The plan, the first of its kind in the country, will include a cyber safety officer and a chief cyber adviser to the state, Education Commissioner Jim Cottrell said in a statement.

The plan is aimed at improving school security and ensuring that the state is well prepared to handle any cyber-attacks.

The department is considering using Google Earth to monitor a small number of schools to monitor student behavior and data.

Cottrell’s statement said the plan will be tested with “schools that may be under heightened cyber-threats or other challenges that require increased monitoring.”

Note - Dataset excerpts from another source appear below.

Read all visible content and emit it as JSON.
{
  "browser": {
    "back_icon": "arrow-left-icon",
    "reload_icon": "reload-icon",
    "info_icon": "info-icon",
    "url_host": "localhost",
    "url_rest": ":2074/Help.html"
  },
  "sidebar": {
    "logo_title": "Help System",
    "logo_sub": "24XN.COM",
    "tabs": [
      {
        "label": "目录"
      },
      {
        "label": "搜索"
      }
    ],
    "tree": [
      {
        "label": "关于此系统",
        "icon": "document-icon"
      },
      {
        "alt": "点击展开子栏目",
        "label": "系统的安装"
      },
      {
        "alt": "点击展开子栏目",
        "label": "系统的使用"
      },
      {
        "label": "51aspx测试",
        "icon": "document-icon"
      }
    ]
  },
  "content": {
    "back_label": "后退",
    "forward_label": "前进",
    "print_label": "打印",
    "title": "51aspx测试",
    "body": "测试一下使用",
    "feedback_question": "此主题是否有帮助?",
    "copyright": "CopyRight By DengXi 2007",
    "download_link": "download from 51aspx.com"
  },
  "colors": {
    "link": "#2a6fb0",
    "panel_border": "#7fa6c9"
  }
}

School districts will be able to submit their own plans, but Google Maps and Google Earth are expected to be used by schools that already have the technology, Cottrel said.

“The purpose of this plan is to provide more transparency to the public, to make sure that all schools are protected and that the privacy of our students is protected,” Cottrol said.COTTREL: I believe Google is the best place for education, and this is a great step forward in that direction.

It will be up to the parents to decide how their children are being protected.

The purpose is to protect their children.

If parents don’t want their children to be monitored, we are going to do our best to make that happen. 

SUNDAY: In response to a request for comment from The Associated Press, a spokesman for the Pennsylvania Department for Education said, “We have not yet finalized any plans for this program.”